I wonder how often he'd had to field that particular question. Was this something he'd experienced so many times he had the answer down pat? Did he know how to put someone back in their place gently from experience? I don't know, we only had time for a brief goodbye, and when we came back from our appointment they had gone-- off to start a cross country tour with his wife and son, career on hold, with money saved for their adventure of a life time. I hope it was a beautiful vacation for them, and somehow, I'm sure it was. Some people are so down to earth they seem to just know how to treat life as an adventure, keeping their footing in most all circumstances.


There will probably be a time in the not so distant future when we autism parents might very well be called to answer that same question this father did.
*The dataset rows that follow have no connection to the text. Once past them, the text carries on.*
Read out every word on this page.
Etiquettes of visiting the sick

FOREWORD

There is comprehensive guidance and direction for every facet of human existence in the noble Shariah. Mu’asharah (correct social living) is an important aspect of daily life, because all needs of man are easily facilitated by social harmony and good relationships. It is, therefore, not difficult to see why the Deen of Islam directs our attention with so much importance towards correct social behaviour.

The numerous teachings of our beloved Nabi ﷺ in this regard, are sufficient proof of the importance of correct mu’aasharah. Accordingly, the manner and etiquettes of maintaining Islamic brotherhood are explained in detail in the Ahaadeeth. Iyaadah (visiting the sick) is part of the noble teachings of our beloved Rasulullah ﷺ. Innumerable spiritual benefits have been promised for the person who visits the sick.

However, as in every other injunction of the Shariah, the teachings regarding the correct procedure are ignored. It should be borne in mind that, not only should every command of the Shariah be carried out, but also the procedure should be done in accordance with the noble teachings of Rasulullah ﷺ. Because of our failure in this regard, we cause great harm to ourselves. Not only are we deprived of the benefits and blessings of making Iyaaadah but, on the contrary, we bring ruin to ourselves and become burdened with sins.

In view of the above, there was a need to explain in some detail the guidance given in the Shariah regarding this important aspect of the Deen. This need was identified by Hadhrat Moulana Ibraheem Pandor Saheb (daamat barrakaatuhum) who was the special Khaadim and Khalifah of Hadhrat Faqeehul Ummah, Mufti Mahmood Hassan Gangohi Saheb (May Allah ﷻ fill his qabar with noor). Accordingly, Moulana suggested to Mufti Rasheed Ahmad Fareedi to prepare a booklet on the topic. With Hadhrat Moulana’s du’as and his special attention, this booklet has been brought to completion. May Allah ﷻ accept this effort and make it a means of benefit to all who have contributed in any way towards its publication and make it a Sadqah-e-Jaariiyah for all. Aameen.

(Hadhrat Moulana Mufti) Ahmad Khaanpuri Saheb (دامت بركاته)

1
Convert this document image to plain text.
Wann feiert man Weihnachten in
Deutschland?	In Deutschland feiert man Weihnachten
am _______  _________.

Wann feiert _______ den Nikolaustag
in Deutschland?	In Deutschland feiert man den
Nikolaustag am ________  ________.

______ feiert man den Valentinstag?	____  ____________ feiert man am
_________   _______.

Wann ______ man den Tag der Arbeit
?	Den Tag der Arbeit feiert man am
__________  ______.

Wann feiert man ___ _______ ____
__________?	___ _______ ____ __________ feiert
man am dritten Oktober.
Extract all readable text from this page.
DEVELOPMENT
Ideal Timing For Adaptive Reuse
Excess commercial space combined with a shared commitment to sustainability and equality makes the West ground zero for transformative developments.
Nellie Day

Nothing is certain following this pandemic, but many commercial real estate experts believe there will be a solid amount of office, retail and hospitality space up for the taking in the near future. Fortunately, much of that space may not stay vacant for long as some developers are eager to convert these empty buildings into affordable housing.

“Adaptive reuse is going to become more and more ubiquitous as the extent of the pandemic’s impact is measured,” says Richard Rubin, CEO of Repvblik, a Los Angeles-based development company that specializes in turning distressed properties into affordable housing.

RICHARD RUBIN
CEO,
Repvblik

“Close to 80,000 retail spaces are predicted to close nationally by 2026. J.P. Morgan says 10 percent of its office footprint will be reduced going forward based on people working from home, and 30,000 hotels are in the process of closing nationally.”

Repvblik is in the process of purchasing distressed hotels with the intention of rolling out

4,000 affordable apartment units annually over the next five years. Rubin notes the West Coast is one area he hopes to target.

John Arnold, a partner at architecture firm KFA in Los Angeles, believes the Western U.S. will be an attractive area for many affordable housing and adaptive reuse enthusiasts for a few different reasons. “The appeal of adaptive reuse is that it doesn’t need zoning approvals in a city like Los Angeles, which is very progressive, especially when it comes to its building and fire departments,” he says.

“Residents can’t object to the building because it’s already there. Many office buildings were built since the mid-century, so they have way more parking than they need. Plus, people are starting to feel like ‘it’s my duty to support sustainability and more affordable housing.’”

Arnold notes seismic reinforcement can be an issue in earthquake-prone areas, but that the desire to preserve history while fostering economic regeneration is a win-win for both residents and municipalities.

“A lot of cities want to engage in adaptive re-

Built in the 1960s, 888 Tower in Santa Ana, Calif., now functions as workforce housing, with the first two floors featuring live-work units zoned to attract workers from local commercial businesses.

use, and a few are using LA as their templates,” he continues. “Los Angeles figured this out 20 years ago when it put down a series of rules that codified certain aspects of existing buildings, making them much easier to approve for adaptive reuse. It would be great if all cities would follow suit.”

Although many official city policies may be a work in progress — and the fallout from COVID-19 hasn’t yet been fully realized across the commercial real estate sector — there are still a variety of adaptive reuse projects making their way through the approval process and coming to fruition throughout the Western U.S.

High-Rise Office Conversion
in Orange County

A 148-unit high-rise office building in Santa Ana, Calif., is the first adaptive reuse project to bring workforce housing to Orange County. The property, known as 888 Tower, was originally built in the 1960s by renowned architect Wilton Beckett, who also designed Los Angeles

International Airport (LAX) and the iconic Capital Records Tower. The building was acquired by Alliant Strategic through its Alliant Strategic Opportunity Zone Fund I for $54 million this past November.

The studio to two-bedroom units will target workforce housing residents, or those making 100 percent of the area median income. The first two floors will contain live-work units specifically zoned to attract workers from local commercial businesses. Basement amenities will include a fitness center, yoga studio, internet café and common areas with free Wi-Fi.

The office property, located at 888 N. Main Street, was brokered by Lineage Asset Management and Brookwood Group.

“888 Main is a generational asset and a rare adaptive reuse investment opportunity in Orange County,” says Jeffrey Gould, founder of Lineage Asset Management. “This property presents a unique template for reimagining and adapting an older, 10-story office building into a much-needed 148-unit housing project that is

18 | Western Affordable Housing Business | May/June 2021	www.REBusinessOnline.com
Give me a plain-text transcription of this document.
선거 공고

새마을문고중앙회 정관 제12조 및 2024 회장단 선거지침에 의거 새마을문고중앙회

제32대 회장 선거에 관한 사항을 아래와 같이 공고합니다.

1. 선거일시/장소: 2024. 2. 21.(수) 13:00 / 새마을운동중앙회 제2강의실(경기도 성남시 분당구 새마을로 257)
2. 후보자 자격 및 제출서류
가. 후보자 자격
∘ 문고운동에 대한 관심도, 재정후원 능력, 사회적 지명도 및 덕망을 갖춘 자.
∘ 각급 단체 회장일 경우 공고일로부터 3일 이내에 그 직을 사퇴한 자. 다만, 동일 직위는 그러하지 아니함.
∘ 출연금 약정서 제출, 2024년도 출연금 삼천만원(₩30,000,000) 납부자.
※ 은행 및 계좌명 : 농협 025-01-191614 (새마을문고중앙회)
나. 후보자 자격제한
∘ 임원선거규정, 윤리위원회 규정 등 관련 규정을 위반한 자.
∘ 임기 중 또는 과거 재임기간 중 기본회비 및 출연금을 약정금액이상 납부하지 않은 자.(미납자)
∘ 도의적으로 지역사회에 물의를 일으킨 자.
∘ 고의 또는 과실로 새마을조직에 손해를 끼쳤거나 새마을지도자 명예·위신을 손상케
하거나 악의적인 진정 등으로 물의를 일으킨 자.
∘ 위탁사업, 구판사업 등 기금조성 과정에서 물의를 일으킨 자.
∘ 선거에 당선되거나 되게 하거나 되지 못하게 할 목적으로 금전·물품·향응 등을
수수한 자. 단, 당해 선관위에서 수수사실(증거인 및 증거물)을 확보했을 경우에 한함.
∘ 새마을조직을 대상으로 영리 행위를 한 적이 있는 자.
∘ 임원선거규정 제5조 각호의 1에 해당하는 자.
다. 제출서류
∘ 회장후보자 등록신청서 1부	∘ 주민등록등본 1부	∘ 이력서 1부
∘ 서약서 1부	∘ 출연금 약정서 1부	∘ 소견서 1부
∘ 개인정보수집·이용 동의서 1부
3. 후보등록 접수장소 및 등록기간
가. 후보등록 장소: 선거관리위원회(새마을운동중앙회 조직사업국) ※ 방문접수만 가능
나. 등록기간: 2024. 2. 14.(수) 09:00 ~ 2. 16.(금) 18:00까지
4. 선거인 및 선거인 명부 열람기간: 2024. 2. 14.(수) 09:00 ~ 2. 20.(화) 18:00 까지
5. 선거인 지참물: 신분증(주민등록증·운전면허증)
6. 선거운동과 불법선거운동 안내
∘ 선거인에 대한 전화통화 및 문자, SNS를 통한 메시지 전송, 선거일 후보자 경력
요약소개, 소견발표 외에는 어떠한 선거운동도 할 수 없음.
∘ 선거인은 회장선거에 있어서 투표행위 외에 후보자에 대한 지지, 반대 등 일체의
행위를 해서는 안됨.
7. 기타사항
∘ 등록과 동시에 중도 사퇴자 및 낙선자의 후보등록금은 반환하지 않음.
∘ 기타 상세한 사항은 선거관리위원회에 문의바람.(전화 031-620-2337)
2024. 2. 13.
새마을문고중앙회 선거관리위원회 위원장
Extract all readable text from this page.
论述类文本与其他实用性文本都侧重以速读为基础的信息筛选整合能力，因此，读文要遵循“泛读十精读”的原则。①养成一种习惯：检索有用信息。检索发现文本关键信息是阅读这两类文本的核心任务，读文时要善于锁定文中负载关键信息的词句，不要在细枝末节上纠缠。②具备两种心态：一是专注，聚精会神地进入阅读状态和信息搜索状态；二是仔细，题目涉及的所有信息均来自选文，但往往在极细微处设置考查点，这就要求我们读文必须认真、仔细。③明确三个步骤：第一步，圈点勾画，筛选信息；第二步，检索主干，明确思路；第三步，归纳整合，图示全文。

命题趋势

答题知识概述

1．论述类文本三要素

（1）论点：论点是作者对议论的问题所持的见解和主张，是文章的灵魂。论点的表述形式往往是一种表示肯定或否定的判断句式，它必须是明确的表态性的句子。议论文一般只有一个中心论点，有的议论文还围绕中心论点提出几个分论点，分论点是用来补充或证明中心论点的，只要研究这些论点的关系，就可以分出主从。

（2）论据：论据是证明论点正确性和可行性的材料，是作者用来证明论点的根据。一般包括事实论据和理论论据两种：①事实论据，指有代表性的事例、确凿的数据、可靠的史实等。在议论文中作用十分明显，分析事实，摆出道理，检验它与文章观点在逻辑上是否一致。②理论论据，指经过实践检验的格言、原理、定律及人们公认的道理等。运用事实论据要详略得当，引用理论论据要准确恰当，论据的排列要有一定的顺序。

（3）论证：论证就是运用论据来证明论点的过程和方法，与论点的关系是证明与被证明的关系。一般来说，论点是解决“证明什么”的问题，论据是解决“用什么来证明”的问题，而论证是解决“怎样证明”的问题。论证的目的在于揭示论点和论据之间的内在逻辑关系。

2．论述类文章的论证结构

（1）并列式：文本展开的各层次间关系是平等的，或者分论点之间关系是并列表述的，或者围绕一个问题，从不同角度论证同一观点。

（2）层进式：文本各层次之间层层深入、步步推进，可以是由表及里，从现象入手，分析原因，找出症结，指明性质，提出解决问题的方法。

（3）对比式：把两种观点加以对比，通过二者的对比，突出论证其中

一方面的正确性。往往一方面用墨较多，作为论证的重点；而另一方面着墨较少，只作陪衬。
The question that implies no one in their right mind would have an 'abnormal' child if there were a choice. The question that implies...your child, not 'typical', isn't wanted by society and shouldn't be here. There is a prevention, why didn’t you use it? If your child is born autistic, it must have been a mistake with the test, or the doctor messed up…you couldn’t possibly have chosen this!

This is a question I’m sure many parents of Down’s syndrome children have to live with, and the implications that come along with it. In a time when 80% of foetus’s tested positive for Downs are aborted, when there are increasingly few Downs individuals, and those that make it through that ethical dilemma to birth have to deal with the knowledge that most of their kind are now so devalued they are aborted without thought or concern--how hurtful this question must be.

It seems our scientific knowledge continually progresses too fast for our ethics to keep up. I wish there were more outcry against prenatal testing, not just in terms of testing for autism, but for other differences and disabilities as well. I'm sure most Downs syndrome people and their families would agree.